Last reviewed: June 2018
Greek satirist and critic
ca. 120
Samosata, Commagene, Syria (now Samsat, Turkey)
ca. 180
Athens, Greece
Outstanding among second-century Greek satirists under the Roman Empire was the wit and Sophist Lucian (LEW-shuhn), or Lucianus. Among his eighty writings, mostly in masterful Attic prose, are rhetorical, critical, and biographical works. Scholars also attribute two mock tragedies about bad government and fifty-three epigrams to him. Lucian
Lucian, born at Samosata, Syria, about 120, began as an apprentice to his uncle, a sculptor, then turned to the study of rhetoric. He practiced law unsuccessfully in Antioch before finding his forte in writing discourses. He also traveled widely in Macedonia, Asia Minor, Italy, and Gaul, where he lectured and wrote a satirical two-volume history that influenced François Rabelais and Jonathan Swift—he told of space ships and battles between moon men and sun dwellers, based in part on Greek scientific and philosophical thought on space. For that reason, some modern literary critics consider Lucian the first science-fiction novelist. His fame, however, rests on attacks on fraud in vigorous satirical dialogues, often imitated, that formed his most mature writing. He was an intellectual mocker.

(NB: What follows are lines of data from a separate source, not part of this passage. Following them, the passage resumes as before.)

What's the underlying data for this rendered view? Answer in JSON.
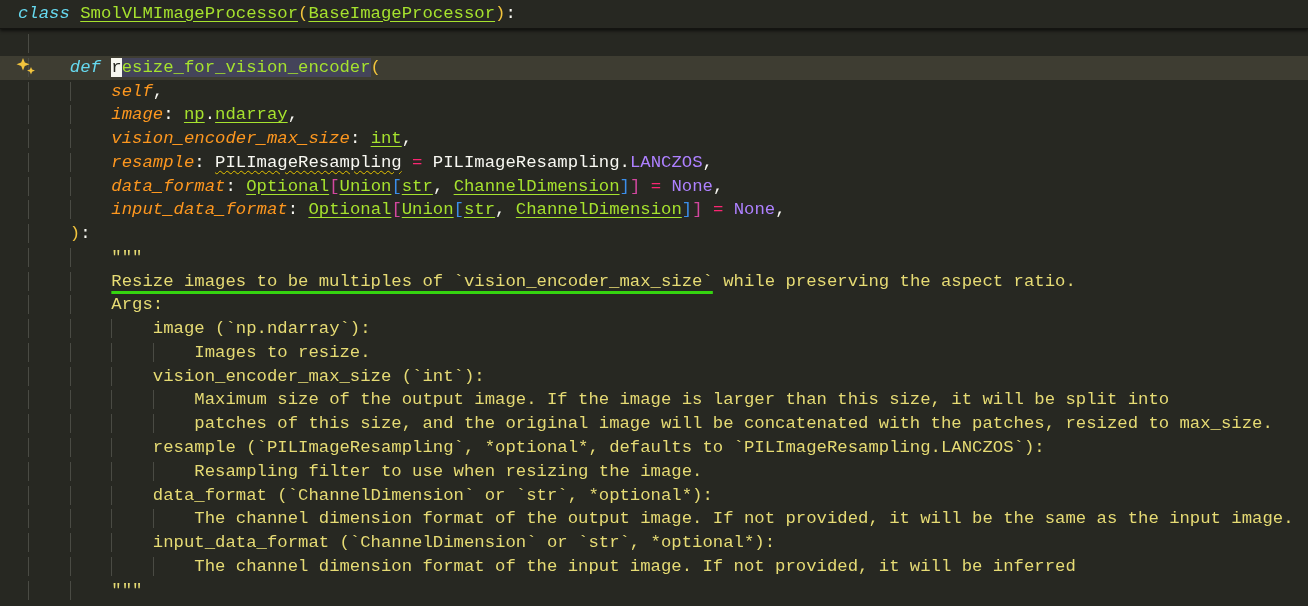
{
  "sticky_header": {
    "tokens": [
      {
        "kind": "keyword",
        "text": "class "
      },
      {
        "kind": "name",
        "text": "SmolVLMImageProcessor"
      },
      {
        "kind": "paren",
        "text": "("
      },
      {
        "kind": "name",
        "text": "BaseImageProcessor"
      },
      {
        "kind": "paren",
        "text": ")"
      },
      {
        "kind": "punct",
        "text": ":"
      }
    ]
  },
  "lines": [
    {
      "kind": "blank",
      "current": false
    },
    {
      "kind": "code",
      "current": true,
      "tokens": [
        {
          "kind": "keyword",
          "text": "def "
        },
        {
          "kind": "cursor",
          "text": "r"
        },
        {
          "kind": "selection",
          "text": "esize_for_vision_encoder"
        },
        {
          "kind": "paren",
          "text": "("
        }
      ],
      "children": [
        {
          "kind": "code",
          "current": false,
          "tokens": [
            {
              "kind": "param",
              "text": "self"
            },
            {
              "kind": "punct",
              "text": ","
            }
          ]
        },
        {
          "kind": "code",
          "current": false,
          "tokens": [
            {
              "kind": "param",
              "text": "image"
            },
            {
              "kind": "punct",
              "text": ": "
            },
            {
              "kind": "name",
              "text": "np"
            },
            {
              "kind": "punct",
              "text": "."
            },
            {
              "kind": "name",
              "text": "ndarray"
            },
            {
              "kind": "punct",
              "text": ","
            }
          ]
        },
        {
          "kind": "code",
          "current": false,
          "tokens": [
            {
              "kind": "param",
              "text": "vision_encoder_max_size"
            },
            {
              "kind": "punct",
              "text": ": "
            },
            {
              "kind": "name",
              "text": "int"
            },
            {
              "kind": "punct",
              "text": ","
            }
          ]
        },
        {
          "kind": "code",
          "current": false,
          "tokens": [
            {
              "kind": "param",
              "text": "resample"
            },
            {
              "kind": "punct",
              "text": ": "
            },
            {
              "kind": "warning",
              "text": "PILImageResampling"
            },
            {
              "kind": "operator",
              "text": " = "
            },
            {
              "kind": "punct",
              "text": "PILImageResampling."
            },
            {
              "kind": "constant",
              "text": "LANCZOS"
            },
            {
              "kind": "punct",
              "text": ","
            }
          ]
        },
        {
          "kind": "code",
          "current": false,
          "tokens": [
            {
              "kind": "param",
              "text": "data_format"
            },
            {
              "kind": "punct",
              "text": ": "
            },
            {
              "kind": "name",
              "text": "Optional"
            },
            {
              "kind": "bracket1",
              "text": "["
            },
            {
              "kind": "name",
              "text": "Union"
            },
            {
              "kind": "bracket2",
              "text": "["
            },
            {
              "kind": "name",
              "text": "str"
            },
            {
              "kind": "punct",
              "text": ", "
            },
            {
              "kind": "name",
              "text": "ChannelDimension"
            },
            {
              "kind": "bracket2",
              "text": "]"
            },
            {
              "kind": "bracket1",
              "text": "]"
            },
            {
              "kind": "operator",
              "text": " = "
            },
            {
              "kind": "constant",
              "text": "None"
            },
            {
              "kind": "punct",
              "text": ","
            }
          ]
        },
        {
          "kind": "code",
          "current": false,
          "tokens": [
            {
              "kind": "param",
              "text": "input_data_format"
            },
            {
              "kind": "punct",
              "text": ": "
            },
            {
              "kind": "name",
              "text": "Optional"
            },
            {
              "kind": "bracket1",
              "text": "["
            },
            {
              "kind": "name",
              "text": "Union"
            },
            {
              "kind": "bracket2",
              "text": "["
            },
            {
              "kind": "name",
              "text": "str"
            },
            {
              "kind": "punct",
              "text": ", "
            },
            {
              "kind": "name",
              "text": "ChannelDimension"
            },
            {
              "kind": "bracket2",
              "text": "]"
            },
            {
              "kind": "bracket1",
              "text": "]"
            },
            {
              "kind": "operator",
              "text": " = "
            },
            {
              "kind": "constant",
              "text": "None"
            },
            {
              "kind": "punct",
              "text": ","
            }
          ]
        }
      ]
    },
    {
      "kind": "code",
      "current": false,
      "tokens": [
        {
          "kind": "paren",
          "text": ")"
        },
        {
          "kind": "punct",
          "text": ":"
        }
      ],
      "children": [
        {
          "kind": "code",
          "current": false,
          "tokens": [
            {
              "kind": "doc",
              "text": "\"\"\""
            }
          ]
        },
        {
          "kind": "code",
          "current": false,
          "tokens": [
            {
              "kind": "doc-marked",
              "text": "Resize images to be multiples of `vision_encoder_max_size`"
            },
            {
              "kind": "doc",
              "text": " while preserving the aspect ratio."
            }
          ]
        },
        {
          "kind": "code",
          "current": false,
          "tokens": [
            {
              "kind": "doc",
              "text": "Args:"
            }
          ],
          "children": [
            {
              "kind": "code",
              "current": false,
              "tokens": [
                {
                  "kind": "doc",
                  "text": "image (`np.ndarray`):"
                }
              ],
              "children": [
                {
                  "kind": "code",
                  "current": false,
                  "tokens": [
                    {
                      "kind": "doc",
                      "text": "Images to resize."
                    }
                  ]
                }
              ]
            },
            {
              "kind": "code",
              "current": false,
              "tokens": [
                {
                  "kind": "doc",
                  "text": "vision_encoder_max_size (`int`):"
                }
              ],
              "children": [
                {
                  "kind": "code",
                  "current": false,
                  "tokens": [
                    {
                      "kind": "doc",
                      "text": "Maximum size of the output image. If the image is larger than this size, it will be split into"
                    }
                  ]
                },
                {
                  "kind": "code",
                  "current": false,
                  "tokens": [
                    {
                      "kind": "doc",
                      "text": "patches of this size, and the original image will be concatenated with the patches, resized to max_size."
                    }
                  ]
                }
              ]
            },
            {
              "kind": "code",
              "current": false,
              "tokens": [
                {
                  "kind": "doc",
                  "text": "resample (`PILImageResampling`, *optional*, defaults to `PILImageResampling.LANCZOS`):"
                }
              ],
              "children": [
                {
                  "kind": "code",
                  "current": false,
                  "tokens": [
                    {
                      "kind": "doc",
                      "text": "Resampling filter to use when resizing the image."
                    }
                  ]
                }
              ]
            },
            {
              "kind": "code",
              "current": false,
              "tokens": [
                {
                  "kind": "doc",
                  "text": "data_format (`ChannelDimension` or `str`, *optional*):"
                }
              ],
              "children": [
                {
                  "kind": "code",
                  "current": false,
                  "tokens": [
                    {
                      "kind": "doc",
                      "text": "The channel dimension format of the output image. If not provided, it will be the same as the input image."
                    }
                  ]
                }
              ]
            },
            {
              "kind": "code",
              "current": false,
              "tokens": [
                {
                  "kind": "doc",
                  "text": "input_data_format (`ChannelDimension` or `str`, *optional*):"
                }
              ],
              "children": [
                {
                  "kind": "code",
                  "current": false,
                  "tokens": [
                    {
                      "kind": "doc",
                      "text": "The channel dimension format of the input image. If not provided, it will be inferred"
                    }
                  ]
                }
              ]
            }
          ]
        },
        {
          "kind": "code",
          "current": false,
          "tokens": [
            {
              "kind": "doc",
              "text": "\"\"\""
            }
          ]
        }
      ]
    }
  ]
}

In 165 Lucian settled in Athens to remain for many years; then, in spite of his expressed scorn for people who sell their opinions to the government, he accepted an official appointment to Egypt. Suidas, who calls him “the Blasphemer,” since “he alleged the stories told of the gods are absurd,” hands out poetic justice by declaring that Lucian died in Egypt about 200, torn to pieces by dogs. Most modern scholars, however, believe it more likely that he died in Athens sometime after 180.